Here's a reference of the controls:

arrow keys move cursor
1 zooms in
2 zooms out
ctrl toggles draw mode
y sets a Receiver at the beginning of the current line
a sets a Receiver at current cursor position
q sets an Emitter at current cursor position
l adds a Distortion Lens to the current Line
b shows/hides the grid
c shows/hides channel overview and distortion controls
+/- cycles channels
w toggles CC solo mode
e toggles solo-ed CC number
t triggers the first line you have drawn to run

Now if you start the software, first thing you see is the midi setup. Choose the appropriate midi output device here, the one you set up before, with the adorable name.
The greyed-out devices are midi input, nothing to worry about them.

The main software then consists of several elements which you can create and interact with:

the Grid
the grid is the drawing surface. In this prototype 40 by 20 points in size.

your view always centers on the cursor. Move the cursor with the arrow keys. It jumps between points on the grid. You use it to draw lines and to place Emitters and Receivers on a line.

you create lines by entering draw mode (hit ctrl once), then moving your cursor. If you hit ctrl again, you leave draw mode and the line is done. Each line has a beginning (where you started drawing) and an end (where you finish drawing). Time in a line flows from beginning to end. The length and hence the time of a line is measured in points it spans on the grid, not the visual representation on the screen.

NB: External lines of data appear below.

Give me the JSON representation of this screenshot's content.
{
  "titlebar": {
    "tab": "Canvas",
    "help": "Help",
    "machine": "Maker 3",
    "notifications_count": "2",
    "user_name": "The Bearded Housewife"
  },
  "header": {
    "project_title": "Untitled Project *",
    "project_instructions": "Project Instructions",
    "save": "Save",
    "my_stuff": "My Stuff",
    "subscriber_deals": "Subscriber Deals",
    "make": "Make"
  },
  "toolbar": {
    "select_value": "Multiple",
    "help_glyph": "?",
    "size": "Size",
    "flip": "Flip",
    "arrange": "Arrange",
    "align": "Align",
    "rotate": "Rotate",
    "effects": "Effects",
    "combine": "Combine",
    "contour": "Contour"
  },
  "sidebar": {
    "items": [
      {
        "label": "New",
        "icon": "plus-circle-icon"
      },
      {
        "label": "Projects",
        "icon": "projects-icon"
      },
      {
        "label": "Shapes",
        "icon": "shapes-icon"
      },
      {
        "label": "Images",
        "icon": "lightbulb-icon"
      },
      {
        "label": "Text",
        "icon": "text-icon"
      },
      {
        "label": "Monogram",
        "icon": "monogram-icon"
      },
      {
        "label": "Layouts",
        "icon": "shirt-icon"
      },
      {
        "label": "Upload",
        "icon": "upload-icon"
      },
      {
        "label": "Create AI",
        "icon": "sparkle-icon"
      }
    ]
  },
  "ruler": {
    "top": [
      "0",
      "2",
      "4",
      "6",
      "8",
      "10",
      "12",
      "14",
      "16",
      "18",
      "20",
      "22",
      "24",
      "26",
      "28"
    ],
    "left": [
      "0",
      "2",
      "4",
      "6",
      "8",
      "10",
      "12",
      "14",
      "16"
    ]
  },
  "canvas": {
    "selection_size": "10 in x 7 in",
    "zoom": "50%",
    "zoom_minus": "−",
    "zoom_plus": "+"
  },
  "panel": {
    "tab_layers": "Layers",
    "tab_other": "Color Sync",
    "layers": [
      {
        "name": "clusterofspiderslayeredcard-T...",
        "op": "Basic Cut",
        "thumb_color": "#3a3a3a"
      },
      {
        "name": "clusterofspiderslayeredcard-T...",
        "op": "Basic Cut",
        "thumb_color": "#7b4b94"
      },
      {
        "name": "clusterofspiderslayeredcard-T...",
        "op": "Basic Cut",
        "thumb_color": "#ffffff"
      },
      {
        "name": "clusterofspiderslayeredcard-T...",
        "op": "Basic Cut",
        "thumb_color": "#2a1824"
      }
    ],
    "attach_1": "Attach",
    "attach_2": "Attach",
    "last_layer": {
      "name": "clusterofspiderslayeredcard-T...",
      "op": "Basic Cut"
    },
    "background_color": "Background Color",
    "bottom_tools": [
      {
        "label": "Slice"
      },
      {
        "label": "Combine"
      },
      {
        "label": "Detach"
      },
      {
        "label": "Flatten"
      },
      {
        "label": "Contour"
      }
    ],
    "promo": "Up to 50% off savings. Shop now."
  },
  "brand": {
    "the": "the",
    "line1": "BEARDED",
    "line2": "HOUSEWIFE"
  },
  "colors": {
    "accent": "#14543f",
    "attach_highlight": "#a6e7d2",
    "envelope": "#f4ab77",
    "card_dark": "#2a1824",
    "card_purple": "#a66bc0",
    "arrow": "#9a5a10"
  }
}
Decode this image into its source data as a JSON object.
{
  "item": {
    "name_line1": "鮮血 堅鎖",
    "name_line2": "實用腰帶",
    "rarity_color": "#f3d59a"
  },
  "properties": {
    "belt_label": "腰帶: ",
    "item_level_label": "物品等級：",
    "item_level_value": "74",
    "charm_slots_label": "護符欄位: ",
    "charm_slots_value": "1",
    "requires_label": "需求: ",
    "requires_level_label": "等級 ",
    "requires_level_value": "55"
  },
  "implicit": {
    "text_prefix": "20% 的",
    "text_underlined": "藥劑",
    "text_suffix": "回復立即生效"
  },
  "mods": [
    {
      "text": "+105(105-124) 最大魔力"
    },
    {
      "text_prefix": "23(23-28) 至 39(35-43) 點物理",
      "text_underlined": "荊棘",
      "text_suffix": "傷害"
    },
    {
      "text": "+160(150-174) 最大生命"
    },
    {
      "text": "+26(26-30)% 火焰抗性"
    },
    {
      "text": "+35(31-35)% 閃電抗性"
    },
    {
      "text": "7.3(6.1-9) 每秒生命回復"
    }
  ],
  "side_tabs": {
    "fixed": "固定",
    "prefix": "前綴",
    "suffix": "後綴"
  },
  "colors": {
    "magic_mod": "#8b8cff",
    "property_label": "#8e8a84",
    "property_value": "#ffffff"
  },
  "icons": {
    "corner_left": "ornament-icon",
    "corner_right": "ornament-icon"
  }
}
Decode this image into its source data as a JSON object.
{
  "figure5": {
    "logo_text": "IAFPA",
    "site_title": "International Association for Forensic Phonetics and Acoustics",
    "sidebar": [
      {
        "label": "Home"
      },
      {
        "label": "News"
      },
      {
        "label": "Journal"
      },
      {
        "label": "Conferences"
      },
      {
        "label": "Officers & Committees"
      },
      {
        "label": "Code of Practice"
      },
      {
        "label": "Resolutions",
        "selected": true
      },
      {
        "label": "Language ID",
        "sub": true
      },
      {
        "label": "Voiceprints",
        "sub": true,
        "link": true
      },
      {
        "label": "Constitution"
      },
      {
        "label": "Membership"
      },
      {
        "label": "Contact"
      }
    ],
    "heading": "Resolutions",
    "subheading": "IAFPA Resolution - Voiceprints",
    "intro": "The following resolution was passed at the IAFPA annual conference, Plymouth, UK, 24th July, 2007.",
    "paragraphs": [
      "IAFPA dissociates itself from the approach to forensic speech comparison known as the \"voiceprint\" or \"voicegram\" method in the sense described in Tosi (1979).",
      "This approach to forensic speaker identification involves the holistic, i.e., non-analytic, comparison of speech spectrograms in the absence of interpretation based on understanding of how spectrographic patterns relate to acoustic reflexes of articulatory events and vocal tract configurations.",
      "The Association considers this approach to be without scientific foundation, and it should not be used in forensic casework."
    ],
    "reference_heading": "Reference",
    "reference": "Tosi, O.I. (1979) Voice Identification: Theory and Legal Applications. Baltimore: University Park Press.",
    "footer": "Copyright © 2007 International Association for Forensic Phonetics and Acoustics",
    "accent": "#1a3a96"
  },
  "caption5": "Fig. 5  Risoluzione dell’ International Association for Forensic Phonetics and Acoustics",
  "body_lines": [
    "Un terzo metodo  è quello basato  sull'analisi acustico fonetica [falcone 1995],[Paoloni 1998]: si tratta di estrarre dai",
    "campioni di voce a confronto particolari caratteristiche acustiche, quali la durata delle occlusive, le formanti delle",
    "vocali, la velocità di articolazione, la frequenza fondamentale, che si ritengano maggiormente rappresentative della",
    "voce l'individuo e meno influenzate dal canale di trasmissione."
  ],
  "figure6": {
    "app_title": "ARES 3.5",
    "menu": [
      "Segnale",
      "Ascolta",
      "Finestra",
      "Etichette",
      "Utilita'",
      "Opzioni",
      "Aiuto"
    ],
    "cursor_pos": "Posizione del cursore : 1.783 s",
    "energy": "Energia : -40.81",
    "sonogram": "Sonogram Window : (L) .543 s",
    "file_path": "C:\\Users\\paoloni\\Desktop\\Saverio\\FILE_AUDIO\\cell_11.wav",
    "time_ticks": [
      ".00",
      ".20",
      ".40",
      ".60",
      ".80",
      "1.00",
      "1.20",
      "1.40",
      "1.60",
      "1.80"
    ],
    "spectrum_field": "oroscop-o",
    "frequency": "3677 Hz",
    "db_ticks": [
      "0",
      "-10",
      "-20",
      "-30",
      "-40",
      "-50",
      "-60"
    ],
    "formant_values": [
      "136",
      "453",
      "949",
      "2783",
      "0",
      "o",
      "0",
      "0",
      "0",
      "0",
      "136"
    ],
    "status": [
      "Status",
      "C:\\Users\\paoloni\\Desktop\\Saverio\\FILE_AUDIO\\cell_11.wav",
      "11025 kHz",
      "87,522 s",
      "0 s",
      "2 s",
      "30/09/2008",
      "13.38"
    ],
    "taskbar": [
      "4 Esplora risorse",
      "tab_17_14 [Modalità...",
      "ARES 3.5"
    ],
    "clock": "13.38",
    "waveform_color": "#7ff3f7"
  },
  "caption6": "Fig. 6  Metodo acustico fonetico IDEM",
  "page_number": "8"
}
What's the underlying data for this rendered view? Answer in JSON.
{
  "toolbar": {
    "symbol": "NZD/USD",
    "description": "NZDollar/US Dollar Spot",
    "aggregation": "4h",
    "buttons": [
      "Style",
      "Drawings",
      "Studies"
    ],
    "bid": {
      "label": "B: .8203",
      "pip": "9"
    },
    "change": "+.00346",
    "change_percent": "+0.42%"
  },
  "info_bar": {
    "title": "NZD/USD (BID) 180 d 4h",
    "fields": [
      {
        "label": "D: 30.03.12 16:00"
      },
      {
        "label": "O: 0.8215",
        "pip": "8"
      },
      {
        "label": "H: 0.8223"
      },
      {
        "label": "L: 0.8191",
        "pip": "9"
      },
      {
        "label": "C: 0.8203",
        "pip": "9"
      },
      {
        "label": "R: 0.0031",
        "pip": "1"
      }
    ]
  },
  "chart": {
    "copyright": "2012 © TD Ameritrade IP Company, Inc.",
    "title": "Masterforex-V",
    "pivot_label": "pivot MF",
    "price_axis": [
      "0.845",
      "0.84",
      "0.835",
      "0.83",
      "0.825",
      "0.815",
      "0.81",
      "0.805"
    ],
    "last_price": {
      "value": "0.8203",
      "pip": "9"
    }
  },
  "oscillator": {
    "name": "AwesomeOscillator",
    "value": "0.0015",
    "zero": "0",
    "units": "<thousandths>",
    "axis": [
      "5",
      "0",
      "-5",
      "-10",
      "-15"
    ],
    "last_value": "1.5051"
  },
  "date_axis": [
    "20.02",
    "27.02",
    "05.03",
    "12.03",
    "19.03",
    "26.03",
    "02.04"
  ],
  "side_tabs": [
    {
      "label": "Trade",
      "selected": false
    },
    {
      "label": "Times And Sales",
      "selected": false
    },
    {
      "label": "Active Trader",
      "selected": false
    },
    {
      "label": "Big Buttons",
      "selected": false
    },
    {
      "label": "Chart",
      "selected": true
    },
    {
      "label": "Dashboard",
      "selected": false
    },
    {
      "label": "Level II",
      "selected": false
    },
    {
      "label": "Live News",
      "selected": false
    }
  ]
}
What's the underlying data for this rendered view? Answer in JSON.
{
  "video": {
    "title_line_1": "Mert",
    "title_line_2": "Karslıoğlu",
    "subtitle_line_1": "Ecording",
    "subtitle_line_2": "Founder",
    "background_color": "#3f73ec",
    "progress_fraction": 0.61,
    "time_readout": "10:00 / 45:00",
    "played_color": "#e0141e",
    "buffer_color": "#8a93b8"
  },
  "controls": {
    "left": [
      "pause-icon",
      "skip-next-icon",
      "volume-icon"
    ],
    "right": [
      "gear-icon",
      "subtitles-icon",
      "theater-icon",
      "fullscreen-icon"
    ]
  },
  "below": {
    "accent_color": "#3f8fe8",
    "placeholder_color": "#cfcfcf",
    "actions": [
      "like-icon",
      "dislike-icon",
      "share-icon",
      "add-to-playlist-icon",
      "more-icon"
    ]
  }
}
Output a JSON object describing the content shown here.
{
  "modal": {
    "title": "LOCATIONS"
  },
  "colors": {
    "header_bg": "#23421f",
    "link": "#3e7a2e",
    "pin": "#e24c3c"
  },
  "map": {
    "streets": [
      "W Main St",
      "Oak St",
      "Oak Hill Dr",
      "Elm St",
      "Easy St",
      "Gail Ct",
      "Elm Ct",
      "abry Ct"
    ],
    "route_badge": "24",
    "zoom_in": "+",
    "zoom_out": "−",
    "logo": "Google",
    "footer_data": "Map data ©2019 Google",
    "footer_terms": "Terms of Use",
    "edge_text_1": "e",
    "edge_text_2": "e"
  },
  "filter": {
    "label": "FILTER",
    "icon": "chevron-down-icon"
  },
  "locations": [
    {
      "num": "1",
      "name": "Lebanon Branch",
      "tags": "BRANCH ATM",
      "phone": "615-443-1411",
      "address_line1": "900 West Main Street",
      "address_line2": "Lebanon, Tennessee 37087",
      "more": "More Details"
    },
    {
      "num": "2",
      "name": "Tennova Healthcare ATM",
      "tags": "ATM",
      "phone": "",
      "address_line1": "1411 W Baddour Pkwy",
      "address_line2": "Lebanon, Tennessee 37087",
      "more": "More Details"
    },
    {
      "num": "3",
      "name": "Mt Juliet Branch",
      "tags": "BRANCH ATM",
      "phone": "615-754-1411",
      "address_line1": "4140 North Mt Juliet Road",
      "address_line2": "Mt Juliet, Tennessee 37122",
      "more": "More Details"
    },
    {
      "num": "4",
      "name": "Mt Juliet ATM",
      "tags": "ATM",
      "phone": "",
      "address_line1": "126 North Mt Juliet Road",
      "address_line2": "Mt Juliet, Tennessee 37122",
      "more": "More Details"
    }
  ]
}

a Receiver is an object you place on your line. Whenever a Receiver gets motivated by an Emitter, it starts sending a signal from its position on the line towards the end of the line.
To place a Receiver on the current cursor position, press a.

an Emitter is another object you place on a line. When a signal passes an Emitter, that Emitter sends a midi note to your virtual midi device, and also acts on any Receivers (no matter which line they belong to) that are at the same location as the Emitter.

So what you do is: draw a line, press [t] to trigger it, add Receivers and Emitters, draw the next line, connect one or some of its Receivers to the first line's Emitter, make a loop at some point and so on.

In the current prototype you cannot delete anything you've done. Also, you can only trigger the first line you have drawn manually by pressing [t]. All other lines have to be triggered through other lines' Emitters. If you have a loop, and you press [t] more than once, you have more than one 'playhead' moving along the line (which might not be a bad thing necessarily). But it's pretty easy to overcharge everything by feeding some line's output back into itself or a line that came before it. If this is not what you want, right now there's nothing you can do about it other than quit the program and start over, sorry.